Pharmaceutical companies have slashed their support for PhD students and postdocs at UK universities as a result of changes to the way research costs are calculated. 



Academics face job headaches

A survey by the Association of the British Pharmaceutical Industry (ABPI) showed a drop of nearly 25 per cent in the number of postdoctoral grants funded by member companies at British universities between 2003 and 2007. Over the same period, the numbers of PhD studentships fell by almost 14 per cent. ’While the industry continues to work closely with universities, there is a worrying decline in the level of activity,’ says Philip Wright, the association’s director of science and technology. 

The ABPI suggests that three related factors may be responsible for the change - escalating costs, increasingly complex contract negotiations and issues of intellectual property ownership. But representatives on both sides agree that the key factor has been the introduction of full economic costing (FEC) arrangements. 

FEC has been introduced to the university system over the past two years by the government and research councils to help research institutions recover indirect costs of sponsored projects - academic staff time, use of research facilities, building rental and support services. The concept has also been applied by universities to industry sponsored research.  

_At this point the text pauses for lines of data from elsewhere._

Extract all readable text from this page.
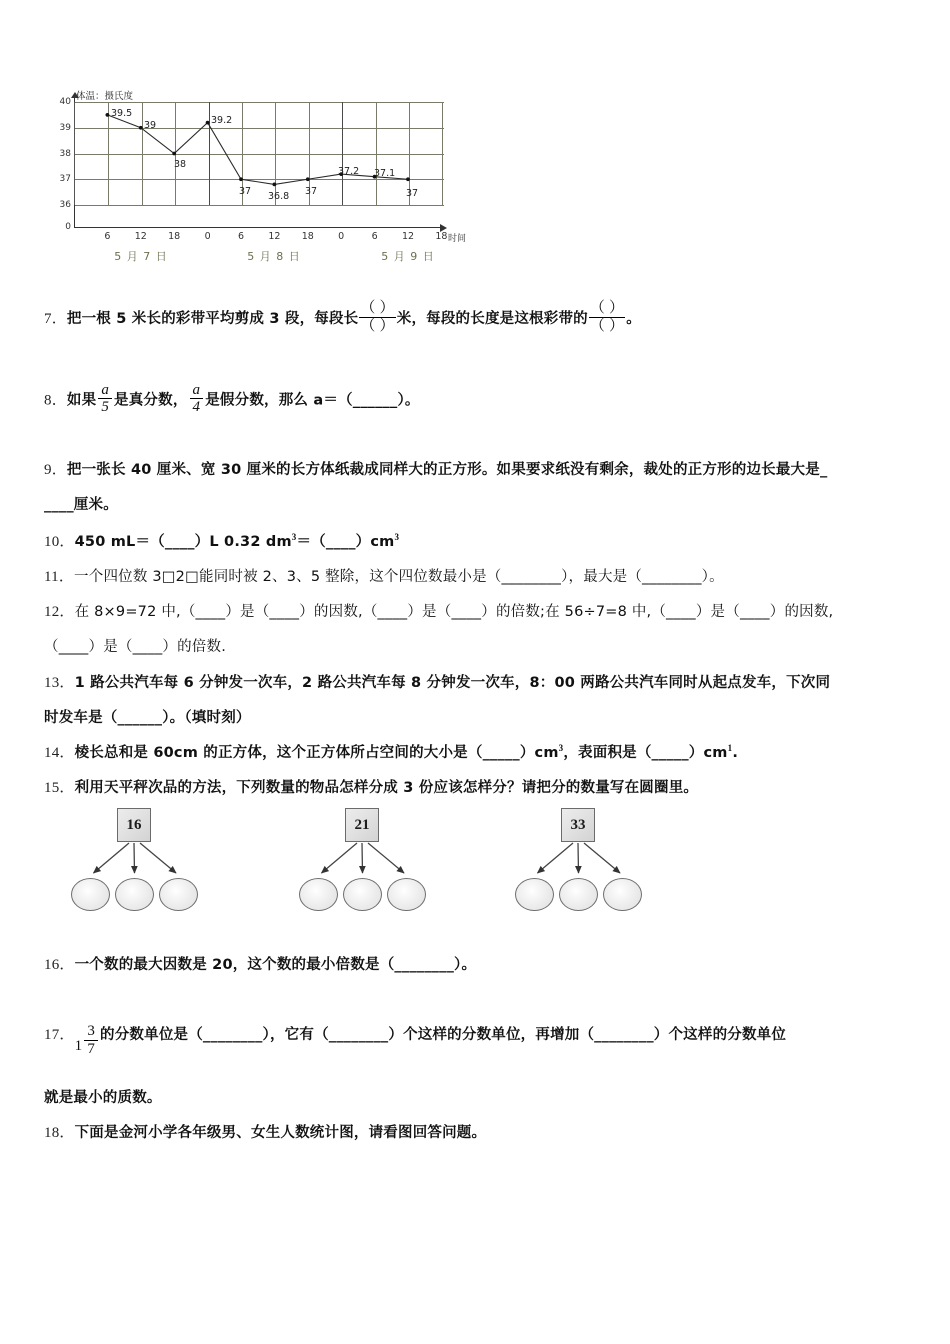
体温：摄氏度
40
39
38
37
36
0
39.5
39
38
39.2
37 36.8 37
37.2 37.1
37
6	12 18	0	6	12 18	0	6	12 18 时间
5 月 7 日	5 月 8 日	5 月 9 日
7．把一根 5 米长的彩带平均剪成 3 段，每段长 $\frac{( )}{( )}$ 米，每段的长度是这根彩带的 $\frac{( )}{( )}$ 。
8．如果 $\frac{a}{5}$ 是真分数， $\frac{a}{4}$ 是假分数，那么 a＝（______）。
9．把一张长 40 厘米、宽 30 厘米的长方体纸裁成同样大的正方形。如果要求纸没有剩余，裁处的正方形的边长最大是_
____厘米。
10．450 mL＝（____）L 0.32 $dm^3=(\_\_\_\_)cm^3$
11．一个四位数 3□2□能同时被 2、3、5 整除，这个四位数最小是（________），最大是（________）。
12．在 8×9=72 中,（____）是（____）的因数,（____）是（____）的倍数;在 56÷7=8 中,（____）是（____）的因数,
（____）是（____）的倍数.
13．1 路公共汽车每 6 分钟发一次车，2 路公共汽车每 8 分钟发一次车，8：00 两路公共汽车同时从起点发车，下次同
时发车是（______）。（填时刻）
14．棱长总和是 60cm 的正方体，这个正方体所占空间的大小是$(\_\_\_\_\_)cm^3$，表面积是$(\_\_\_\_\_)cm^1$.
15．利用天平秤次品的方法，下列数量的物品怎样分成 3 份应该怎样分？请把分的数量写在圆圈里。
16	21	33
16．一个数的最大因数是 20，这个数的最小倍数是（________）。
17．$1 \frac{3}{7}$ 的分数单位是（________），它有（________）个这样的分数单位，再增加（________）个这样的分数单位
就是最小的质数。
18．下面是金河小学各年级男、女生人数统计图，请看图回答问题。
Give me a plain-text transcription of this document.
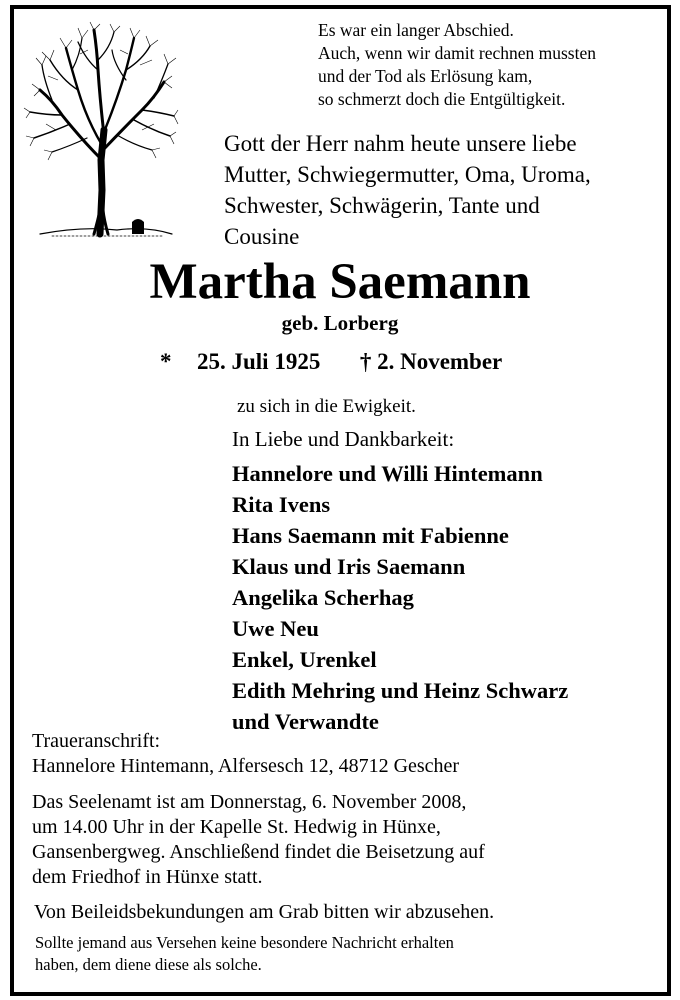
Es war ein langer Abschied.
Auch, wenn wir damit rechnen mussten
und der Tod als Erlösung kam,
so schmerzt doch die Entgültigkeit.
Gott der Herr nahm heute unsere liebe
Mutter, Schwiegermutter, Oma, Uroma,
Schwester, Schwägerin, Tante und
Cousine
Martha Saemann
geb. Lorberg
* 25. Juli 1925 † 2. November
zu sich in die Ewigkeit.
In Liebe und Dankbarkeit:
Hannelore und Willi Hintemann
Rita Ivens
Hans Saemann mit Fabienne
Klaus und Iris Saemann
Angelika Scherhag
Uwe Neu
Enkel, Urenkel
Edith Mehring und Heinz Schwarz
und Verwandte
Traueranschrift:
Hannelore Hintemann, Alfersesch 12, 48712 Gescher
Das Seelenamt ist am Donnerstag, 6. November 2008,
um 14.00 Uhr in der Kapelle St. Hedwig in Hünxe,
Gansenbergweg. Anschließend findet die Beisetzung auf
dem Friedhof in Hünxe statt.
Von Beileidsbekundungen am Grab bitten wir abzusehen.
Sollte jemand aus Versehen keine besondere Nachricht erhalten
haben, dem diene diese als solche.
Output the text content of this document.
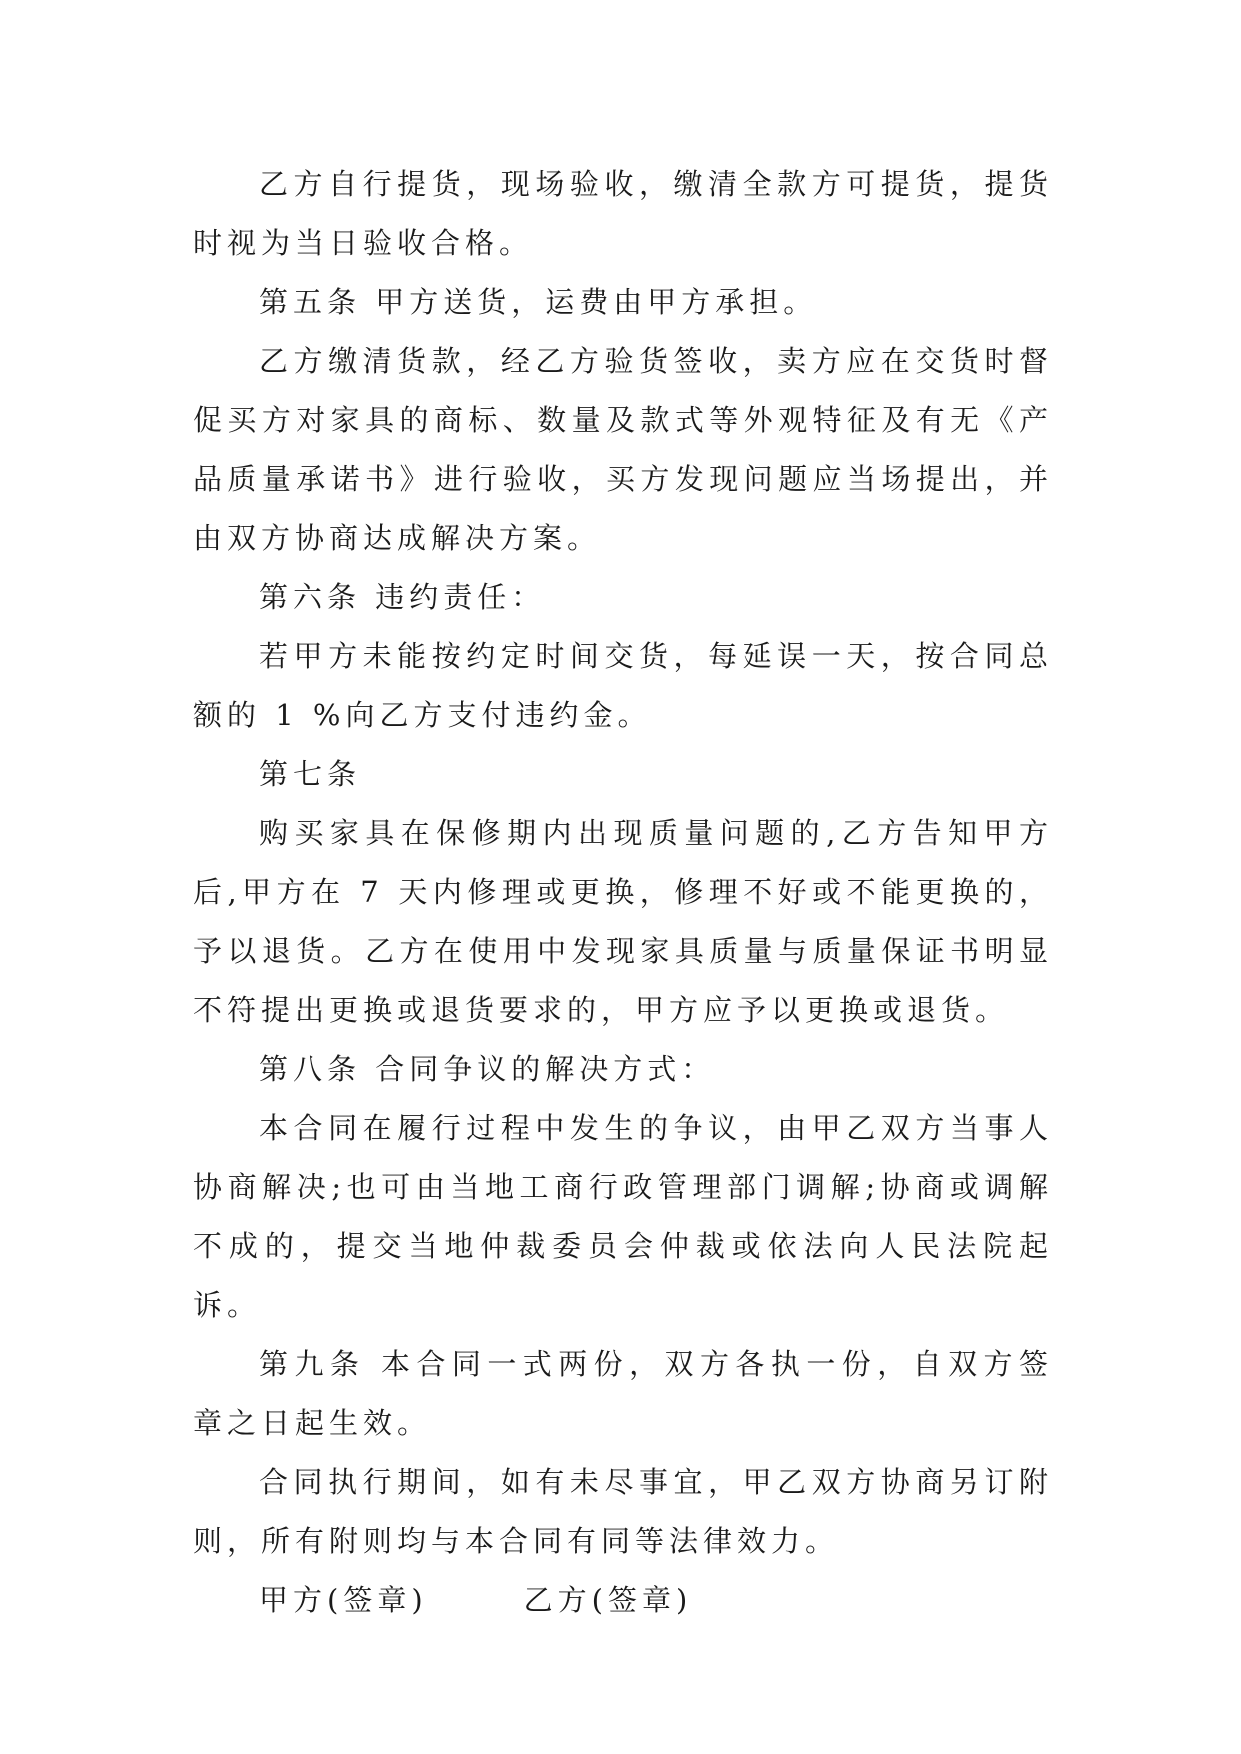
乙方自行提货，现场验收，缴清全款方可提货，提货时视为当日验收合格。

第五条 甲方送货，运费由甲方承担。

乙方缴清货款，经乙方验货签收，卖方应在交货时督促买方对家具的商标、数量及款式等外观特征及有无《产品质量承诺书》进行验收，买方发现问题应当场提出，并由双方协商达成解决方案。

第六条 违约责任：

若甲方未能按约定时间交货，每延误一天，按合同总额的 1 %向乙方支付违约金。

第七条

购买家具在保修期内出现质量问题的,乙方告知甲方后,甲方在 7 天内修理或更换，修理不好或不能更换的，予以退货。乙方在使用中发现家具质量与质量保证书明显不符提出更换或退货要求的，甲方应予以更换或退货。

第八条 合同争议的解决方式：

本合同在履行过程中发生的争议，由甲乙双方当事人协商解决;也可由当地工商行政管理部门调解;协商或调解不成的，提交当地仲裁委员会仲裁或依法向人民法院起诉。

第九条 本合同一式两份，双方各执一份，自双方签章之日起生效。

合同执行期间，如有未尽事宜，甲乙双方协商另订附则，所有附则均与本合同有同等法律效力。

甲方(签章)	乙方(签章)
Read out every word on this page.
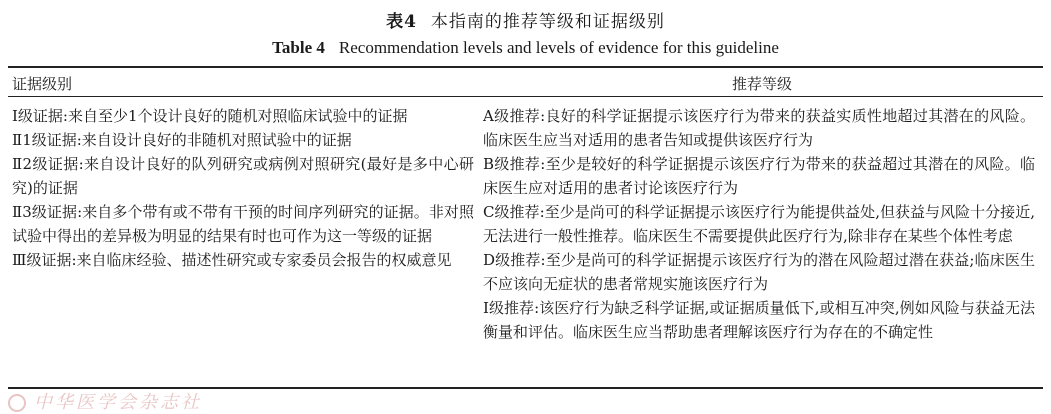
表4 本指南的推荐等级和证据级别
Table 4 Recommendation levels and levels of evidence for this guideline
证据级别	推荐等级
Ⅰ级证据:来自至少1个设计良好的随机对照临床试验中的证据
Ⅱ1级证据:来自设计良好的非随机对照试验中的证据
Ⅱ2级证据:来自设计良好的队列研究或病例对照研究(最好是多中心研究)的证据
Ⅱ3级证据:来自多个带有或不带有干预的时间序列研究的证据。非对照试验中得出的差异极为明显的结果有时也可作为这一等级的证据
Ⅲ级证据:来自临床经验、描述性研究或专家委员会报告的权威意见
A级推荐:良好的科学证据提示该医疗行为带来的获益实质性地超过其潜在的风险。临床医生应当对适用的患者告知或提供该医疗行为
B级推荐:至少是较好的科学证据提示该医疗行为带来的获益超过其潜在的风险。临床医生应对适用的患者讨论该医疗行为
C级推荐:至少是尚可的科学证据提示该医疗行为能提供益处,但获益与风险十分接近,无法进行一般性推荐。临床医生不需要提供此医疗行为,除非存在某些个体性考虑
D级推荐:至少是尚可的科学证据提示该医疗行为的潜在风险超过潜在获益;临床医生不应该向无症状的患者常规实施该医疗行为
I级推荐:该医疗行为缺乏科学证据,或证据质量低下,或相互冲突,例如风险与获益无法衡量和评估。临床医生应当帮助患者理解该医疗行为存在的不确定性
中华医学会杂志社
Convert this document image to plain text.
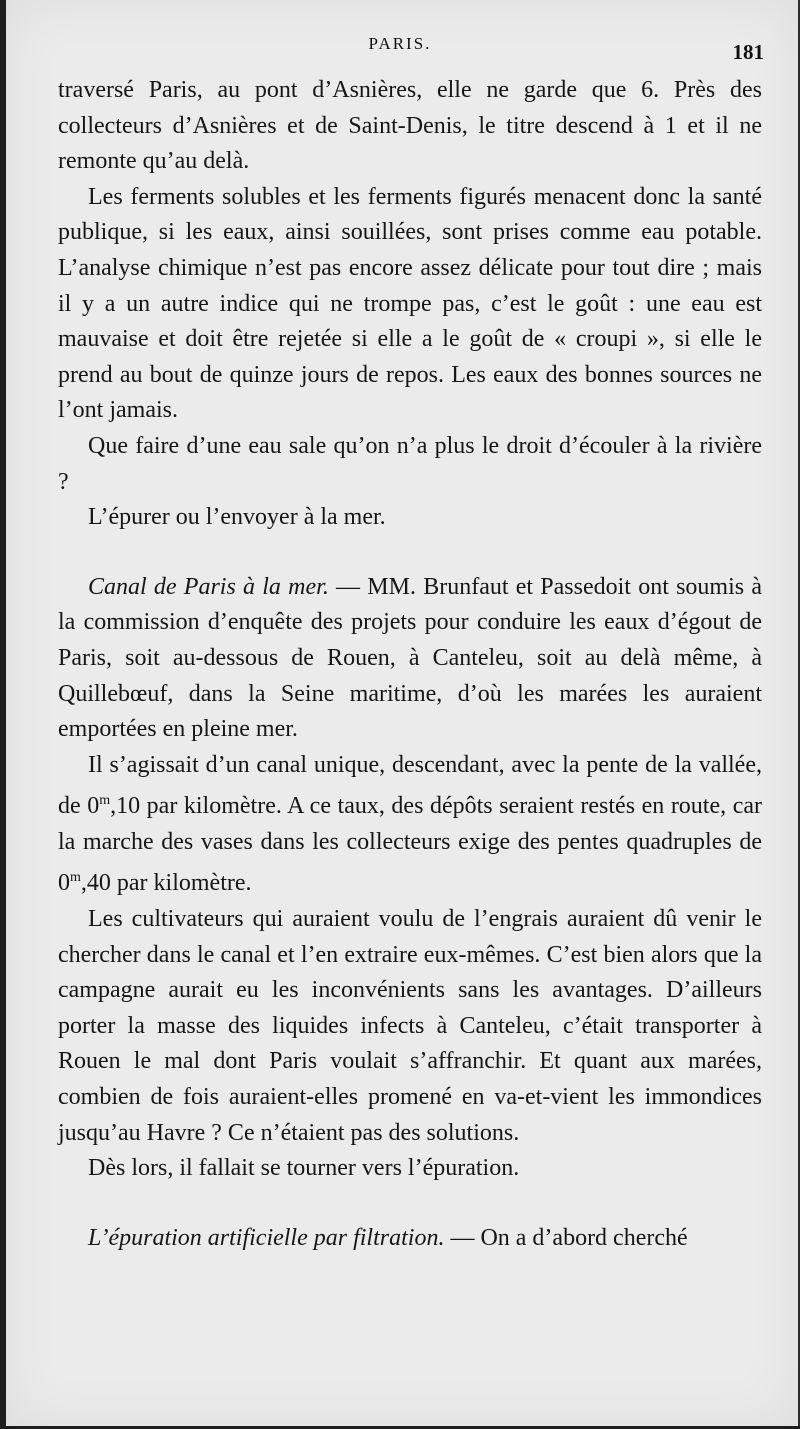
PARIS.	181

traversé Paris, au pont d’Asnières, elle ne garde que 6. Près des collecteurs d’Asnières et de Saint-Denis, le titre descend à 1 et il ne remonte qu’au delà.

Les ferments solubles et les ferments figurés menacent donc la santé publique, si les eaux, ainsi souillées, sont prises comme eau potable. L’analyse chimique n’est pas encore assez délicate pour tout dire ; mais il y a un autre indice qui ne trompe pas, c’est le goût : une eau est mauvaise et doit être rejetée si elle a le goût de « croupi », si elle le prend au bout de quinze jours de repos. Les eaux des bonnes sources ne l’ont jamais.

Que faire d’une eau sale qu’on n’a plus le droit d’écouler à la rivière ?

L’épurer ou l’envoyer à la mer.

Canal de Paris à la mer. — MM. Brunfaut et Passedoit ont soumis à la commission d’enquête des projets pour conduire les eaux d’égout de Paris, soit au-dessous de Rouen, à Canteleu, soit au delà même, à Quillebœuf, dans la Seine maritime, d’où les marées les auraient emportées en pleine mer.

Il s’agissait d’un canal unique, descendant, avec la pente de la vallée, de 0$^m$,10 par kilomètre. A ce taux, des dépôts seraient restés en route, car la marche des vases dans les collecteurs exige des pentes quadruples de 0$^m$,40 par kilomètre.

Les cultivateurs qui auraient voulu de l’engrais auraient dû venir le chercher dans le canal et l’en extraire eux-mêmes. C’est bien alors que la campagne aurait eu les inconvénients sans les avantages. D’ailleurs porter la masse des liquides infects à Canteleu, c’était transporter à Rouen le mal dont Paris voulait s’affranchir. Et quant aux marées, combien de fois auraient-elles promené en va-et-vient les immondices jusqu’au Havre ? Ce n’étaient pas des solutions.

Dès lors, il fallait se tourner vers l’épuration.

L’épuration artificielle par filtration. — On a d’abord cherché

’In one sense, FEC has had a good effect - it has made universities better understand their cost base,’ says David Hollinshead, associate director for R&D and science policy with AstraZeneca. ’But they haven’t reached agreement on how they apply it. Different universities are charging anything from 10 to 120 per cent of the basic contract for postdoctoral grants, and so in many cases companies are deciding that they can get this research done elsewhere.’ 

Currently, FEC only applies to postdoctoral grants, which explains the greater reduction in their funding. Hollinshead says that ’our biggest concern would be if they started to apply FEC to PhD studentships - and it has been talked about. That would inevitably cause us to look again at what we are doing’. 

Peter McNaughton, head of the department of pharmacology at the University of Cambridge, says the administrative changes are ’irreversible’. 

’Universities have become a lot more hard-nosed and legalistic over the past five years,’ McNaughton adds. 

He believes that the decline in industry sponsorship is being offset by strong growth in the numbers of foreign postgraduates coming to UK universities - particularly from China.